Pedaços de mundo


Encolhido e assustado, o menino franzino chorava baixinho.
Nas mãos, marcas do açoite. Trazia consigo a memória de um passado.
Não veio em navio negreiro, não senhor, muito embora ainda sentisse na carne o preconceito que fizera dele uma coisa, subjugado e condenado sem direito a defesa.
Defesa que desconhece os sem nome, sem rosto. Ninguém quer saber quem é, de onde vem. 
Menino que estampa a esperança da igualdade, ainda longe. 
Menina branca que se apaixona. 
Ela não tinha culpa da criação racista que tivera, à contragosto, já que lutara contra ela.
Não sentiu pena ao se abaixar para ajudá-lo.
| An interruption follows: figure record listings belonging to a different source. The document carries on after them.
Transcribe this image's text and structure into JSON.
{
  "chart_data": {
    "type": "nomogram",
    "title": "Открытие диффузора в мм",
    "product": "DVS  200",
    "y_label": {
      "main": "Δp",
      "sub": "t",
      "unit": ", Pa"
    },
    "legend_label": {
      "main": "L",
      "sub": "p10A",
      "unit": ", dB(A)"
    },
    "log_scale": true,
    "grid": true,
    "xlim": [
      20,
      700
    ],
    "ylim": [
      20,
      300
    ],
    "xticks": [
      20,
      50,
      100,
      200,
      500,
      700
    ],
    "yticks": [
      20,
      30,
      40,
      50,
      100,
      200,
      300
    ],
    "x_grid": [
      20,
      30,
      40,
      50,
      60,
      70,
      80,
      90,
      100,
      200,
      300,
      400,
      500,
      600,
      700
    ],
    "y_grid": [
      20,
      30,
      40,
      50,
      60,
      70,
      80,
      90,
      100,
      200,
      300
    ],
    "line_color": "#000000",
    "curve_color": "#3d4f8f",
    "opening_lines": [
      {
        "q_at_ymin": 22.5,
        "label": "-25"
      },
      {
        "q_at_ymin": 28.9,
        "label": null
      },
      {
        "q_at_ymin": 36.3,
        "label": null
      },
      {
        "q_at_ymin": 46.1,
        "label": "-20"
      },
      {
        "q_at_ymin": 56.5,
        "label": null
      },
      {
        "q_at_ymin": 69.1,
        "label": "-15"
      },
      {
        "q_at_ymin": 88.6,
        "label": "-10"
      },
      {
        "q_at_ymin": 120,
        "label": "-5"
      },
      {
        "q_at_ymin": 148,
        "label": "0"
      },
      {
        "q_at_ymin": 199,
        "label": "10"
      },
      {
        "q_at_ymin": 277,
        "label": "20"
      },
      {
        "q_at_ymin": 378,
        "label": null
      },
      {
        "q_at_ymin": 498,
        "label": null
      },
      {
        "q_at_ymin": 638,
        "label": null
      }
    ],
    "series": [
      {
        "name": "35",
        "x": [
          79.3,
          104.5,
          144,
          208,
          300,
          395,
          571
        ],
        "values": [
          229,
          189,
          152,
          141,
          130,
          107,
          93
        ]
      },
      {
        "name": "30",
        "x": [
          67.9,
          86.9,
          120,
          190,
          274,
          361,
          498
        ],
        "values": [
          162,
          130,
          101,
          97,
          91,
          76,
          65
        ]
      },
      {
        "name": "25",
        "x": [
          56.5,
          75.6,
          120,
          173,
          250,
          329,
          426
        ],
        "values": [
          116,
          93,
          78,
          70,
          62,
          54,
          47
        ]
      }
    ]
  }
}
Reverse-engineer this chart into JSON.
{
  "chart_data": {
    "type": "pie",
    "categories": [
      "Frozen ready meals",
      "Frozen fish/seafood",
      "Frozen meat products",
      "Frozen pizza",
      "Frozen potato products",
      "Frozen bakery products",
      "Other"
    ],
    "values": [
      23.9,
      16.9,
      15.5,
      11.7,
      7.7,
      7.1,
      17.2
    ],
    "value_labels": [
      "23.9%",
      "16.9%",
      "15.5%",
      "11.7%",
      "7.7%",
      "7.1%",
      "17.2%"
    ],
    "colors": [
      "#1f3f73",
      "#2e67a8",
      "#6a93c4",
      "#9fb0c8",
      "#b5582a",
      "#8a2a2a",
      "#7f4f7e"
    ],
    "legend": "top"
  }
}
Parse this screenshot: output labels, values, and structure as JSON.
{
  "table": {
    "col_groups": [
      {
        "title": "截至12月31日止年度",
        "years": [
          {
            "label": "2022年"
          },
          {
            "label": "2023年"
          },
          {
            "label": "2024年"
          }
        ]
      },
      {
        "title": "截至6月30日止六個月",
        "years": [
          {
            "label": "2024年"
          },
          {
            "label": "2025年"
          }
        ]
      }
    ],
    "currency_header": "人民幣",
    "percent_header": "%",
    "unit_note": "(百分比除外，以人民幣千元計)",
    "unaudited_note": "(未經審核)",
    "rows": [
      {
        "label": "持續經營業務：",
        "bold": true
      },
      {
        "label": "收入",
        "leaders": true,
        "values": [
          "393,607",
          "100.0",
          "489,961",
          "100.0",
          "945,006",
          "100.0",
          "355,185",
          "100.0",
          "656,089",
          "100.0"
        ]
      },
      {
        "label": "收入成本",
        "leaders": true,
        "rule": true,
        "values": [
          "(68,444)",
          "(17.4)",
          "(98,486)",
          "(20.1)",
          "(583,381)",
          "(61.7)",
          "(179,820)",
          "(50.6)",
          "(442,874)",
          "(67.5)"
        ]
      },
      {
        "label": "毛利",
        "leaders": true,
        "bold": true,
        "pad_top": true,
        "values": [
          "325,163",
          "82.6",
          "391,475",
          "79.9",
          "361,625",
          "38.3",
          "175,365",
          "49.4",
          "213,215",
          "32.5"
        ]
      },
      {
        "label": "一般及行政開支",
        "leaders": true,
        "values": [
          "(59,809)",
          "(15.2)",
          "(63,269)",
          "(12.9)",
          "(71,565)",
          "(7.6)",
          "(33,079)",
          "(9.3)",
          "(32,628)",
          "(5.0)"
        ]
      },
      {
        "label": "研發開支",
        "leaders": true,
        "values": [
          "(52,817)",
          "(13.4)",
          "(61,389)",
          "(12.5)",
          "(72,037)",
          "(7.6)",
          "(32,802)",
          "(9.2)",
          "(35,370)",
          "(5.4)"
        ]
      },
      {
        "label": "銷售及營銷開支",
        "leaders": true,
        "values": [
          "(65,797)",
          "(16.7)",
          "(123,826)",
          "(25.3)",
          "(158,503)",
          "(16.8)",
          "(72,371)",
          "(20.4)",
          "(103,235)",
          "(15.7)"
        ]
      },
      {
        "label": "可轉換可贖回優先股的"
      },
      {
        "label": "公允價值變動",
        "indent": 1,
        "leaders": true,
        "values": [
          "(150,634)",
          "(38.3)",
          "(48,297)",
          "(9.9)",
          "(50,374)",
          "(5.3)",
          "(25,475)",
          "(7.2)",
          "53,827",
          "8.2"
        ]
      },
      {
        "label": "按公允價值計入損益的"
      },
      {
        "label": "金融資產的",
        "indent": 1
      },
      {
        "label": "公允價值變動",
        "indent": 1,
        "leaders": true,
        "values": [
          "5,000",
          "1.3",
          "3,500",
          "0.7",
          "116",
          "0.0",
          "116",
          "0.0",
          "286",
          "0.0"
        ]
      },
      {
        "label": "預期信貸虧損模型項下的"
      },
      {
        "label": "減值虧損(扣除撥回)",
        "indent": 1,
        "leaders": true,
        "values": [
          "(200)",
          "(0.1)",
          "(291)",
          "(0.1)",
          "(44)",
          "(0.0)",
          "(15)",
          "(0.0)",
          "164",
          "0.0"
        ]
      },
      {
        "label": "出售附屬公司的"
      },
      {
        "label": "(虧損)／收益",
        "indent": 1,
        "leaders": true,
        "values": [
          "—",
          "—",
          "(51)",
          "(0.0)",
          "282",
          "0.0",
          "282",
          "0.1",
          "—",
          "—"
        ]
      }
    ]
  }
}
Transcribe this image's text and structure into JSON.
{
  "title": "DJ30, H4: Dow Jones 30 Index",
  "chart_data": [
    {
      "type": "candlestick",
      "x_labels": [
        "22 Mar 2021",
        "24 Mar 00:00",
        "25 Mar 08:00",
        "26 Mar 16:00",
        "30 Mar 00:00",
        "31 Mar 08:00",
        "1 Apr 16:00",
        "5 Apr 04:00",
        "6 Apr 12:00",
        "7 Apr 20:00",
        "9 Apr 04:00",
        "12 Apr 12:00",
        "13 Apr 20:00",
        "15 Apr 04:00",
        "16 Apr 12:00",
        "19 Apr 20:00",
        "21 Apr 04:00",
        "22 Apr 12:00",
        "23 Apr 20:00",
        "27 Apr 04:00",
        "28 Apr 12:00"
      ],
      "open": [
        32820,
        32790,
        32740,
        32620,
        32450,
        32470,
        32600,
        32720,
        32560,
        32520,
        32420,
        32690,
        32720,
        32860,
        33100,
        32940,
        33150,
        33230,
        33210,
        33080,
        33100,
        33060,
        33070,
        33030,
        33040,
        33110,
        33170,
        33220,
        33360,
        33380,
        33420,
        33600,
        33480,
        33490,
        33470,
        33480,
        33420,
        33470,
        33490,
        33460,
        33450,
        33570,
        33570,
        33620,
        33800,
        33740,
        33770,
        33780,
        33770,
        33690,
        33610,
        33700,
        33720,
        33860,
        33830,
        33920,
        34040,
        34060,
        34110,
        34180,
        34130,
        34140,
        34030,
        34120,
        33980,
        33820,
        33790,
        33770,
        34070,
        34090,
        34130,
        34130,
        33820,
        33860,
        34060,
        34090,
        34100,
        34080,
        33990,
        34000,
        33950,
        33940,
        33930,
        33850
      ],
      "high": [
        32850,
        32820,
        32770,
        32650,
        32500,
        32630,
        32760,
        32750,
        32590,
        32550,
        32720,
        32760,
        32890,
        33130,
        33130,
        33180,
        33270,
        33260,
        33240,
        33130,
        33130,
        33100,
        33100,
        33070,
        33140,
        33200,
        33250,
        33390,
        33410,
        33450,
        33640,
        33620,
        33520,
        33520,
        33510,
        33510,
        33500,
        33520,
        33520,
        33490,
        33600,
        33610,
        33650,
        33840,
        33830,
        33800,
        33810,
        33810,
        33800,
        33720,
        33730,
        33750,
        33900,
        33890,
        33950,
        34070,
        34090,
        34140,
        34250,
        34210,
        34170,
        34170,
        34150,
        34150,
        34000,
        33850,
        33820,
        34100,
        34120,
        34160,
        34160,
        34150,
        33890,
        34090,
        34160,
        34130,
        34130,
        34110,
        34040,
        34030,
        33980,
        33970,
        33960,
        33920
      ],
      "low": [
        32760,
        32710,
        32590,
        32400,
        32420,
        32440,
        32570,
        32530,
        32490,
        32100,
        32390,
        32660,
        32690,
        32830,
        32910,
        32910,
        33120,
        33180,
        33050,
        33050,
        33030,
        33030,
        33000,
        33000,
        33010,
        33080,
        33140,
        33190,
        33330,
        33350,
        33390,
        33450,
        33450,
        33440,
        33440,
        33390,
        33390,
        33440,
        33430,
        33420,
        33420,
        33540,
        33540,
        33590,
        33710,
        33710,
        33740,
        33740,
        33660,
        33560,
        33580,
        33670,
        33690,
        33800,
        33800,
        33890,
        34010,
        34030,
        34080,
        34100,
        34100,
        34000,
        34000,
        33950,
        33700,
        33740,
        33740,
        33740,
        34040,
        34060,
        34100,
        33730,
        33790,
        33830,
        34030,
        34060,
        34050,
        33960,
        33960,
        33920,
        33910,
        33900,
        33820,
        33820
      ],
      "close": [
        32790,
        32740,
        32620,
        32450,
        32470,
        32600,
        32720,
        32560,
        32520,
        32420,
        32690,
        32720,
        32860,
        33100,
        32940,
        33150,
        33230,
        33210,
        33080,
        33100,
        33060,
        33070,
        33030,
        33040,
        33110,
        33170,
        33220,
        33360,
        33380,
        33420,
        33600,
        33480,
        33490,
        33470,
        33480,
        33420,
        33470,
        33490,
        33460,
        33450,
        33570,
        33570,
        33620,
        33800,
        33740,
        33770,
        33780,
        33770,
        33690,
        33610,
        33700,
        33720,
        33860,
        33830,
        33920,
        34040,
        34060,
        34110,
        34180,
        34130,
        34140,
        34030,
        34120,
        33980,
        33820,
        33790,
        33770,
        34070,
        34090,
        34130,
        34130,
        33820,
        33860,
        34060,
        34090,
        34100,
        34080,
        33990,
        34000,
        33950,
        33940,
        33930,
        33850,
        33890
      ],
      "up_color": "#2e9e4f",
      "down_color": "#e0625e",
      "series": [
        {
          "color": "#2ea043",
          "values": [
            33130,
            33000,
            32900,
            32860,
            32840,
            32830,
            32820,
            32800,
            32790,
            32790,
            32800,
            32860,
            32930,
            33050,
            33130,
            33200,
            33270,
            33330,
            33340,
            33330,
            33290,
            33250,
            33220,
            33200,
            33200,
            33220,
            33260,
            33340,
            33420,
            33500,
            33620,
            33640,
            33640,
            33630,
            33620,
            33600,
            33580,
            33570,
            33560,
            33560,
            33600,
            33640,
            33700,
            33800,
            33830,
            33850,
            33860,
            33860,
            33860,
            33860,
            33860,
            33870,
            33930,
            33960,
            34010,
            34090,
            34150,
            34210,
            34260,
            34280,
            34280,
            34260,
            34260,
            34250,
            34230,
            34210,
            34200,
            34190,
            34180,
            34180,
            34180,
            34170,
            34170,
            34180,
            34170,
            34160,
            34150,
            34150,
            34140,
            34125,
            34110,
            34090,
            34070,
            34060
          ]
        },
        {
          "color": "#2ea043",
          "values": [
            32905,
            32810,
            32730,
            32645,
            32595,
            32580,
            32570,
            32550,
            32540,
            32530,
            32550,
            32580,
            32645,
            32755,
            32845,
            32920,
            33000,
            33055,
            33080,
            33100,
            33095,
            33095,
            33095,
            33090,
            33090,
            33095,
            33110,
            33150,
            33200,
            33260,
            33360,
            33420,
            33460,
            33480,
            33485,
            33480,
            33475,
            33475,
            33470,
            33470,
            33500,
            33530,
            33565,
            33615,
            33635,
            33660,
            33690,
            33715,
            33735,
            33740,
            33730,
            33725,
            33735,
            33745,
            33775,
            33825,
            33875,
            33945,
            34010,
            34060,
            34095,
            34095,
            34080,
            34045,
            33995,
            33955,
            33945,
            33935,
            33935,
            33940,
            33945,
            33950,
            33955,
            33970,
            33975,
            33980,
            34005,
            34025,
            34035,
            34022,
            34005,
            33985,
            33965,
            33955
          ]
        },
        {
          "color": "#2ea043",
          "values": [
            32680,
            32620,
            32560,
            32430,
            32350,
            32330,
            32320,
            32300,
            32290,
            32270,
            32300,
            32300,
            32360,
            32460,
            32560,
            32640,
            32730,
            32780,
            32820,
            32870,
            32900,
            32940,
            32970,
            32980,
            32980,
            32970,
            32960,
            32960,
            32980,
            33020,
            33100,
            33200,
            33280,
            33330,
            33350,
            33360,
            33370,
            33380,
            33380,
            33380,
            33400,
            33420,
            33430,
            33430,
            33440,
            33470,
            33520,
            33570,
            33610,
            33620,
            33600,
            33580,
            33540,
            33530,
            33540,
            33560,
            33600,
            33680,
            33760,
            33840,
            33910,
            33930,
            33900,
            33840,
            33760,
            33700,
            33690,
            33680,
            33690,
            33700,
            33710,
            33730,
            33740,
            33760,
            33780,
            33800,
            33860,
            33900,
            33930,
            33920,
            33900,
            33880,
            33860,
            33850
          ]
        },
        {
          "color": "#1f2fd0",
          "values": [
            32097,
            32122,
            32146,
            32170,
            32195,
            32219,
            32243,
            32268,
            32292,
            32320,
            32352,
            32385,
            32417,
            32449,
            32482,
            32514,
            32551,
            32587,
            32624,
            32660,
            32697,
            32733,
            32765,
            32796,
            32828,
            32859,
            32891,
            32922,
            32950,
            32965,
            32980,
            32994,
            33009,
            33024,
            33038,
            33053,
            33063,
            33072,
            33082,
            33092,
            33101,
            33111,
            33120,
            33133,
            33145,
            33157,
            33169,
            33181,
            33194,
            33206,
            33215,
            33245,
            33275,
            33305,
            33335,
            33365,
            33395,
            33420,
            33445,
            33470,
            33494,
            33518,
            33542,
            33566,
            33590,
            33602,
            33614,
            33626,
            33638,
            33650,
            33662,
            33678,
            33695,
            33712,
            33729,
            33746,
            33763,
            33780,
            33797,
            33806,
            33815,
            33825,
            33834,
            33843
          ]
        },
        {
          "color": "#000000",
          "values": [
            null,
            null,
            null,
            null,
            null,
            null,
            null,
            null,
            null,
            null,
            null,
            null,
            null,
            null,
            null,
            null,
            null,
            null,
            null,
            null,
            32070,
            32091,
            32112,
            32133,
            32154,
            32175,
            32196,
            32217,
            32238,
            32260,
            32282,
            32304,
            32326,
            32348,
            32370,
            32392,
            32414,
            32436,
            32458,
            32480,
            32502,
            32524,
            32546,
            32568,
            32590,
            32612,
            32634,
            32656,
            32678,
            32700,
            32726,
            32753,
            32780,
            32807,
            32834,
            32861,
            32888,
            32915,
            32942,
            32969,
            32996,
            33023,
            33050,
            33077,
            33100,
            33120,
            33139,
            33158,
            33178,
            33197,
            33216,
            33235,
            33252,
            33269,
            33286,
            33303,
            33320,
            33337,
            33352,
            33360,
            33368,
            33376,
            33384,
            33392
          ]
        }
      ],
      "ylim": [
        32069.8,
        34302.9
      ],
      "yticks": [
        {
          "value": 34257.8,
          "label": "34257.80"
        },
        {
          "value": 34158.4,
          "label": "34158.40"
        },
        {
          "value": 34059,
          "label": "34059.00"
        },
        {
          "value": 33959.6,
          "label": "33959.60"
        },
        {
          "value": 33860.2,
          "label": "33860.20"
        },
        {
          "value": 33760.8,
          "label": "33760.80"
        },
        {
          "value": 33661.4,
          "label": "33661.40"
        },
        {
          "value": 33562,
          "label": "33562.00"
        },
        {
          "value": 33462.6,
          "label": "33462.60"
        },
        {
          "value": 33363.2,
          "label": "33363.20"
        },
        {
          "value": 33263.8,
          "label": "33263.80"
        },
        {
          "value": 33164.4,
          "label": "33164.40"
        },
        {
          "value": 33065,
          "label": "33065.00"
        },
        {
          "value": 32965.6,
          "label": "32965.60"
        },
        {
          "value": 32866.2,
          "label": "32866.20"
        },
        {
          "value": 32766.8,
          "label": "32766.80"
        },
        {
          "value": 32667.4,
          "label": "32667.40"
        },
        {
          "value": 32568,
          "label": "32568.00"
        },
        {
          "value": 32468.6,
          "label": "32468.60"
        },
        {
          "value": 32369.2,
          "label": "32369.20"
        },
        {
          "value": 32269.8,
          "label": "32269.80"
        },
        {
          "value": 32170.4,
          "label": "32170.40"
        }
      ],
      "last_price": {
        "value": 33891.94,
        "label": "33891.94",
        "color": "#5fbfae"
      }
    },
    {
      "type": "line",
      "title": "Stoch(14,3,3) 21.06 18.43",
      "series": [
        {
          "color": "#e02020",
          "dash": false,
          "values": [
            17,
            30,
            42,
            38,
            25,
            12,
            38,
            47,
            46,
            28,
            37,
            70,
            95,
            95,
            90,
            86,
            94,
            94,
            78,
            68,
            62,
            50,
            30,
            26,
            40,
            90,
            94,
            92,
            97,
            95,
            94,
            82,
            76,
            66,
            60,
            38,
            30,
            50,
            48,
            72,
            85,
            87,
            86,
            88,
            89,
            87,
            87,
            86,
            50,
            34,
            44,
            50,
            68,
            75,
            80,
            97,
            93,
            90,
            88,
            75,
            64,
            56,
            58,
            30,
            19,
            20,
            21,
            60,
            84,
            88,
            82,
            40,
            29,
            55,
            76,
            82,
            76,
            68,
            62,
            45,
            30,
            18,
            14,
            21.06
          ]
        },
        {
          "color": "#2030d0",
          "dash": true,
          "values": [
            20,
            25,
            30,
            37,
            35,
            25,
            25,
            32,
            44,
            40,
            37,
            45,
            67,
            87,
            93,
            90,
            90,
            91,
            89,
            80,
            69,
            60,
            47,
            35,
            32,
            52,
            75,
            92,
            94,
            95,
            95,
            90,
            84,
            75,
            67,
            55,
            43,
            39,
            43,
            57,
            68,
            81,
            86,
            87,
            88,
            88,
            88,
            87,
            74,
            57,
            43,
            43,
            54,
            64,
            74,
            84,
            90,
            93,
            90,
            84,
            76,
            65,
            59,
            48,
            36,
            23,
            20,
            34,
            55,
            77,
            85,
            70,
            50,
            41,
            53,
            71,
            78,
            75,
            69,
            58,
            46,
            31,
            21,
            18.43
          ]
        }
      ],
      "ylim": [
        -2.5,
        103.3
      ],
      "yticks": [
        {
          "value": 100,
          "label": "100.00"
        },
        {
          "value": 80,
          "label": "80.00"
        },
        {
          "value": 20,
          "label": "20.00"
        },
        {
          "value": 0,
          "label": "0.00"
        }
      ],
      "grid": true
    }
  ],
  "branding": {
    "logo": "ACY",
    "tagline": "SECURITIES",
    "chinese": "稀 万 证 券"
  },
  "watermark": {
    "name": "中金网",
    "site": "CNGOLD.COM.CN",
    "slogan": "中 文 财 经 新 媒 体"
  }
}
Poderia ser ela.
Branco e negro se misturaram. Feijão com arroz.
O que nos faz melhores é a nossa própria arrogância. 
Animais ferozes defendendo o especismo, separando uns aos outros por tons de pele que se desgastam com o tempo.  
Brancos, negros, pardos. Racionais, irracionais. Pedaços de um mundo, não o umbigo dele.
Já não se sonha mais com liberdade, pois nunca estaremos libertos. Agora o sonho soa um pouco menor - embora altamente grandioso - respeito.